Ini mendominasi sebagian besar infeksi Covid-19 baru yang dilaporkan di AS dan sebagian besar negara di seluruh dunia.
Mutasi XE baru adalah varian rekombinan kombinasi dari varian BA.1 itu sendiri dan BA.2 Omicron.
Varian rekombinan terjadi ketika seseorang terinfeksi dengan 2 atau 3 varian virus secara bersamaan, memungkinkan bahan genetik dari varian untuk bercampur dalam tubuh pasien.
Hal ini tidak biasa karena telah terjadi beberapa kali selama pandemi Covid-19.
Namun, XE saat ini hanya menyumbang sejumlah kecil kasus Covid-19 yang dilaporkan di seluruh planet ini.
Dalam laporannya, WHO mencatat, "Mutasi rekombinan XE (antara BA.1-BA.2) pertama kali terdeteksi di Inggris pada 19 Januari dan kurang dari 600 sekuens gen telah dilaporkan."
"Perkiraan awal menunjukkan bahwa XE memiliki tingkat penularan komunitas 10% lebih tinggi daripada BA.2, namun, temuan ini memerlukan konfirmasi lebih lanjut," kata WHO tentang varian XE.
Menurut otoritas kesehatan global, hingga perbedaan karakteristik yang signifikan, seperti tingkat keparahan dan penularan, dalam mutasi XE, itu akan terus diklasifikasikan sebagai varian, sub-varian Omicron, tetapi belum dianggap sepenuhnya baru.
Sementara itu, Susan Hopkins, kepala penasihat medis untuk Badan Keamanan Kesehatan Inggris (HSA), mengatakan sejauh ini belum ada cukup bukti untuk menarik kesimpulan tentang kemungkinan penularan, tingkat keparahannya, atau efektivitas vaksin Covid-19 terhadap virus. varian XE.
WHO menyatakan akan terus memantau dan mengevaluasi risiko kesehatan masyarakat yang terkait dengan varian rekombinan seperti XE, dan akan memberikan pembaruan saat lebih banyak bukti tersedia.
Selain XE, WHO juga memantau dua galur rekombinan baru yang saat ini menyebar ke seluruh dunia, XD dan XF.

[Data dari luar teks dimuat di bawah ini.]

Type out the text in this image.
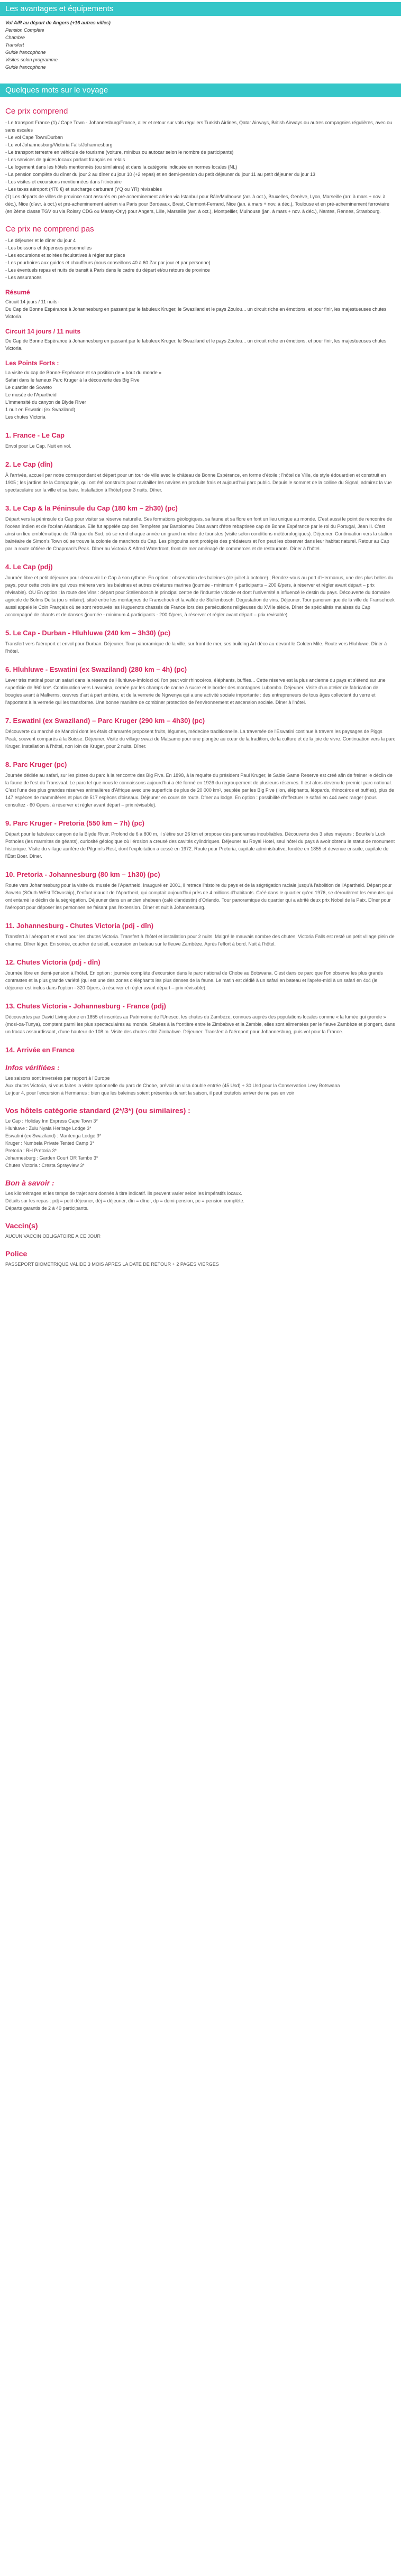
Les avantages et équipements
Vol A/R au départ de Angers (+16 autres villes)
Pension Complète
Chambre
Transfert
Guide francophone
Visites selon programme
Guide francophone
Quelques mots sur le voyage
Ce prix comprend

- Le transport France (1) / Cape Town - Johannesburg/France, aller et retour sur vols réguliers Turkish Airlines, Qatar Airways, British Airways ou autres compagnies régulières, avec ou sans escales
- Le vol Cape Town/Durban
- Le vol Johannesburg/Victoria Falls/Johannesburg
- Le transport terrestre en véhicule de tourisme (voiture, minibus ou autocar selon le nombre de participants)
- Les services de guides locaux parlant français en relais
- Le logement dans les hôtels mentionnés (ou similaires) et dans la catégorie indiquée en normes locales (NL)
- La pension complète du dîner du jour 2 au dîner du jour 10 (+2 repas) et en demi-pension du petit déjeuner du jour 11 au petit déjeuner du jour 13
- Les visites et excursions mentionnées dans l'itinéraire
- Les taxes aéroport (470 €) et surcharge carburant (YQ ou YR) révisables
(1) Les départs de villes de province sont assurés en pré-acheminement aérien via Istanbul pour Bâle/Mulhouse (arr. à oct.), Bruxelles, Genève, Lyon, Marseille (arr. à mars + nov. à déc.), Nice (d'avr. à oct.) et pré-acheminement aérien via Paris pour Bordeaux, Brest, Clermont-Ferrand, Nice (jan. à mars + nov. à déc.), Toulouse et en pré-acheminement ferroviaire (en 2ème classe TGV ou via Roissy CDG ou Massy-Orly) pour Angers, Lille, Marseille (avr. à oct.), Montpellier, Mulhouse (jan. à mars + nov. à déc.), Nantes, Rennes, Strasbourg.

Ce prix ne comprend pas

- Le déjeuner et le dîner du jour 4
- Les boissons et dépenses personnelles
- Les excursions et soirées facultatives à régler sur place
- Les pourboires aux guides et chauffeurs (nous conseillons 40 à 60 Zar par jour et par personne)
- Les éventuels repas et nuits de transit à Paris dans le cadre du départ et/ou retours de province
- Les assurances

Résumé

Circuit 14 jours / 11 nuits-
Du Cap de Bonne Espérance à Johannesburg en passant par le fabuleux Kruger, le Swaziland et le pays Zoulou... un circuit riche en émotions, et pour finir, les majestueuses chutes Victoria.

Circuit 14 jours / 11 nuits

Du Cap de Bonne Espérance à Johannesburg en passant par le fabuleux Kruger, le Swaziland et le pays Zoulou... un circuit riche en émotions, et pour finir, les majestueuses chutes Victoria.

Les Points Forts :

La visite du cap de Bonne-Espérance et sa position de « bout du monde »
Safari dans le fameux Parc Kruger à la découverte des Big Five
Le quartier de Soweto
Le musée de l'Apartheid
L'immensité du canyon de Blyde River
1 nuit en Eswatini (ex Swaziland)
Les chutes Victoria

1. France - Le Cap

Envol pour Le Cap. Nuit en vol.

2. Le Cap (dîn)

À l'arrivée, accueil par notre correspondant et départ pour un tour de ville avec le château de Bonne Espérance, en forme d'étoile ; l'hôtel de Ville, de style édouardien et construit en 1905 ; les jardins de la Compagnie, qui ont été construits pour ravitailler les navires en produits frais et aujourd'hui parc public. Depuis le sommet de la colline du Signal, admirez la vue spectaculaire sur la ville et sa baie. Installation à l'hôtel pour 3 nuits. Dîner.

3. Le Cap & la Péninsule du Cap (180 km – 2h30) (pc)

Départ vers la péninsule du Cap pour visiter sa réserve naturelle. Ses formations géologiques, sa faune et sa flore en font un lieu unique au monde. C'est aussi le point de rencontre de l'océan Indien et de l'océan Atlantique. Elle fut appelée cap des Tempêtes par Bartolomeu Dias avant d'être rebaptisée cap de Bonne Espérance par le roi du Portugal, Jean II. C'est ainsi un lieu emblématique de l'Afrique du Sud, où se rend chaque année un grand nombre de touristes (visite selon conditions météorologiques). Déjeuner. Continuation vers la station balnéaire de Simon's Town où se trouve la colonie de manchots du Cap. Les pingouins sont protégés des prédateurs et l'on peut les observer dans leur habitat naturel. Retour au Cap par la route côtière de Chapman's Peak. Dîner au Victoria & Alfred Waterfront, front de mer aménagé de commerces et de restaurants. Dîner à l'hôtel.

4. Le Cap (pdj)

Journée libre et petit déjeuner pour découvrir Le Cap à son rythme. En option : observation des baleines (de juillet à octobre) ; Rendez-vous au port d'Hermanus, une des plus belles du pays, pour cette croisière qui vous mènera vers les baleines et autres créatures marines (journée - minimum 4 participants – 200 €/pers, à réserver et régler avant départ – prix révisable). OU En option : la route des Vins : départ pour Stellenbosch le principal centre de l'industrie viticole et dont l'université a influencé le destin du pays. Découverte du domaine agricole de Solms Delta (ou similaire), situé entre les montagnes de Franschoek et la vallée de Stellenbosch. Dégustation de vins. Déjeuner. Tour panoramique de la ville de Franschoek aussi appelé le Coin Français où se sont retrouvés les Huguenots chassés de France lors des persécutions religieuses du XVIIe siècle. Dîner de spécialités malaises du Cap accompagné de chants et de danses (journée - minimum 4 participants - 200 €/pers, à réserver et régler avant départ – prix révisable).

5. Le Cap - Durban - Hluhluwe (240 km – 3h30) (pc)

Transfert vers l'aéroport et envol pour Durban. Déjeuner. Tour panoramique de la ville, sur front de mer, ses building Art déco au-devant le Golden Mile. Route vers Hluhluwe. Dîner à l'hôtel.

6. Hluhluwe - Eswatini (ex Swaziland) (280 km – 4h) (pc)

Lever très matinal pour un safari dans la réserve de Hluhluwe-Imfolozi où l'on peut voir rhinocéros, éléphants, buffles... Cette réserve est la plus ancienne du pays et s'étend sur une superficie de 960 km². Continuation vers Lavumisa, cernée par les champs de canne à sucre et le border des montagnes Lubombo. Déjeuner. Visite d'un atelier de fabrication de bougies avant à Malkerns, œuvres d'art à part entière, et de la verrerie de Ngwenya qui a une activité sociale importante : des entrepreneurs de tous âges collectent du verre et l'apportent à la verrerie qui les transforme. Une bonne manière de combiner protection de l'environnement et ascension sociale. Dîner à l'hôtel.

7. Eswatini (ex Swaziland) – Parc Kruger (290 km – 4h30) (pc)

Découverte du marché de Manzini dont les étals chamarrés proposent fruits, légumes, médecine traditionnelle. La traversée de l'Eswatini continue à travers les paysages de Piggs Peak, souvent comparés à la Suisse. Déjeuner. Visite du village swazi de Matsamo pour une plongée au cœur de la tradition, de la culture et de la joie de vivre. Continuation vers la parc Kruger. Installation à l'hôtel, non loin de Kruger, pour 2 nuits. Dîner.

8. Parc Kruger (pc)

Journée dédiée au safari, sur les pistes du parc à la rencontre des Big Five. En 1898, à la requête du président Paul Kruger, le Sabie Game Reserve est créé afin de freiner le déclin de la faune de l'est du Transvaal. Le parc tel que nous le connaissons aujourd'hui a été formé en 1926 du regroupement de plusieurs réserves. Il est alors devenu le premier parc national. C'est l'une des plus grandes réserves animalières d'Afrique avec une superficie de plus de 20 000 km², peuplée par les Big Five (lion, éléphants, léopards, rhinocéros et buffles), plus de 147 espèces de mammifères et plus de 517 espèces d'oiseaux. Déjeuner en cours de route. Dîner au lodge. En option : possibilité d'effectuer le safari en 4x4 avec ranger (nous consultez - 60 €/pers, à réserver et régler avant départ – prix révisable).

9. Parc Kruger - Pretoria (550 km – 7h) (pc)

Départ pour le fabuleux canyon de la Blyde River. Profond de 6 à 800 m, il s'étire sur 26 km et propose des panoramas inoubliables. Découverte des 3 sites majeurs : Bourke's Luck Potholes (les marmites de géants), curiosité géologique où l'érosion a creusé des cavités cylindriques. Déjeuner au Royal Hotel, seul hôtel du pays à avoir obtenu le statut de monument historique. Visite du village aurifère de Pilgrim's Rest, dont l'exploitation a cessé en 1972. Route pour Pretoria, capitale administrative, fondée en 1855 et devenue ensuite, capitale de l'État Boer. Dîner.

10. Pretoria - Johannesburg (80 km – 1h30) (pc)

Route vers Johannesburg pour la visite du musée de l'Apartheid. Inauguré en 2001, il retrace l'histoire du pays et de la ségrégation raciale jusqu'à l'abolition de l'Apartheid. Départ pour Soweto (SOuth WEst TOwnship), l'enfant maudit de l'Apartheid, qui comptait aujourd'hui près de 4 millions d'habitants. Créé dans le quartier qu'en 1976, se déroulèrent les émeutes qui ont entamé le déclin de la ségrégation. Déjeuner dans un ancien shebeen (café clandestin) d'Orlando. Tour panoramique du quartier qui a abrité deux prix Nobel de la Paix. Dîner pour l'aéroport pour déposer les personnes ne faisant pas l'extension. Dîner et nuit à Johannesburg.

11. Johannesburg - Chutes Victoria (pdj - dîn)

Transfert à l'aéroport et envol pour les chutes Victoria. Transfert à l'hôtel et installation pour 2 nuits. Malgré le mauvais nombre des chutes, Victoria Falls est resté un petit village plein de charme. Dîner léger. En soirée, coucher de soleil, excursion en bateau sur le fleuve Zambèze. Après l'effort à bord. Nuit à l'hôtel.

12. Chutes Victoria (pdj - dîn)

Journée libre en demi-pension à l'hôtel. En option : journée complète d'excursion dans le parc national de Chobe au Botswana. C'est dans ce parc que l'on observe les plus grands contrastes et la plus grande variété (qui est une des zones d'éléphants les plus denses de la faune. Le matin est dédié à un safari en bateau et l'après-midi à un safari en 4x4 (le déjeuner est inclus dans l'option - 320 €/pers, à réserver et régler avant départ – prix révisable).

13. Chutes Victoria - Johannesburg - France (pdj)

Découvertes par David Livingstone en 1855 et inscrites au Patrimoine de l'Unesco, les chutes du Zambèze, connues auprès des populations locales comme « la fumée qui gronde » (mosi-oa-Tunya), comptent parmi les plus spectaculaires au monde. Situées à la frontière entre le Zimbabwe et la Zambie, elles sont alimentées par le fleuve Zambèze et plongent, dans un fracas assourdissant, d'une hauteur de 108 m. Visite des chutes côté Zimbabwe. Déjeuner. Transfert à l'aéroport pour Johannesburg, puis vol pour la France.

14. Arrivée en France
Infos vérifiées :

Les saisons sont inversées par rapport à l'Europe
Aux chutes Victoria, si vous faites la visite optionnelle du parc de Chobe, prévoir un visa double entrée (45 Usd) + 30 Usd pour la Conservation Levy Botswana
Le jour 4, pour l'excursion à Hermanus : bien que les baleines soient présentes durant la saison, il peut toutefois arriver de ne pas en voir

Vos hôtels catégorie standard (2*/3*) (ou similaires) :

Le Cap : Holiday Inn Express Cape Town 3*
Hluhluwe : Zulu Nyala Heritage Lodge 3*
Eswatini (ex Swaziland) : Mantenga Lodge 3*
Kruger : Numbela Private Tented Camp 3*
Pretoria : RH Pretoria 3*
Johannesburg : Garden Court OR Tambo 3*
Chutes Victoria : Cresta Sprayview 3*

Bon à savoir :

Les kilométrages et les temps de trajet sont donnés à titre indicatif. Ils peuvent varier selon les impératifs locaux.
Détails sur les repas : pdj = petit déjeuner, déj = déjeuner, dîn = dîner, dp = demi-pension, pc = pension complète.
Départs garantis de 2 à 40 participants.

Vaccin(s)

AUCUN VACCIN OBLIGATOIRE A CE JOUR

Police

PASSEPORT BIOMETRIQUE VALIDE 3 MOIS APRES LA DATE DE RETOUR + 2 PAGES VIERGES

XD adalah persilangan antara garis Delta dan BA.1 Omicron (Omicron asli). Telah ditemukan di Perancis, Denmark dan Belgia.
Menurut ahli virus Tom Peacock di Imperial College London, XD telah menyebar ke banyak negara dan memiliki sifat strain Delta yang paling mematikan, menjadikannya mutasi yang harus diwaspadai.
XF adalah "hibrida" lain antara garis Delta dan BA.1 dari Omicron. XF telah ditemukan di Inggris, namun belum terdeteksi sejak 15 Februari.
Meski telah disebutkan selama beberapa bulan, kedua varian ini belum benar-benar menyebabkan perubahan signifikan dalam epidemi dunia.
Dua tahun setelah pandemi yang telah membuat hampir 500 juta orang sakit dan miliaran orang telah divaksinasi, studi baru menyoroti pentingnya vaksinasi bagi mereka yang memiliki kekebalan alami setelah pulih dari Covid-19.
Sebuah studi yang diterbitkan dalam jurnal medis penyakit menular The Lancet menganalisis data medis untuk lebih dari 200.000 orang pada tahun 2020 dan 2021 di Brasil, negara dengan kematian Covid-19 terbanyak kedua di dunia.
Hasil penelitian ini menunjukkan bahwa, bagi orang yang pernah terjangkit Covid-19, vaksin Pfizer dan AstraZeneca 90% efektif dalam mencegah perkembangan penyakit dan kematian.
Sementara itu, vaksin Sinovac China dan vaksin Johnson & Johnson masing-masing efektif 81% dan 58%.
"Keempat vaksin ini telah terbukti memberikan perlindungan tambahan yang signifikan bagi orang yang terinfeksi SARS," kata Julio Croda, penulis studi dari Federal University of Mato Grosso do Sul.-CoV-2 sebelumnya.
Menurut Pramod Kumar Garg dari Institut Ilmu dan Teknologi Kesehatan India, kekebalan hibrida dari infeksi alami dan vaksinasi dapat menjadi standar global dan dapat memberikan perlindungan jangka panjang bahkan ketika melawan varian baru.
Sementara itu, sebuah penelitian yang menggunakan data nasional Swedia pada Oktober 2021 menemukan bahwa orang yang pulih dari Covid-19 mempertahankan tingkat perlindungan yang tinggi terhadap infeksi ulang hingga 20 bulan.
Orang dengan "kekebalan hibrida" memiliki risiko infeksi ulang 66% lebih rendah daripada mereka yang hanya memiliki kekebalan alami.
Profesor Paul Hunter di University of East Anglia (UK), yang tidak terlibat dalam penelitian tersebut, mengatakan kepada kantor berita AFP bahwa perlindungan 20 bulan dari kekebalan alami jauh lebih baik dari yang kami harapkan.
Namun, dia memperingatkan kedua studi selesai sebelum varian Omicron mengambil alih seluruh dunia dan bahwa itu "secara dramatis mengurangi nilai perlindungan dari infeksi sebelumnya".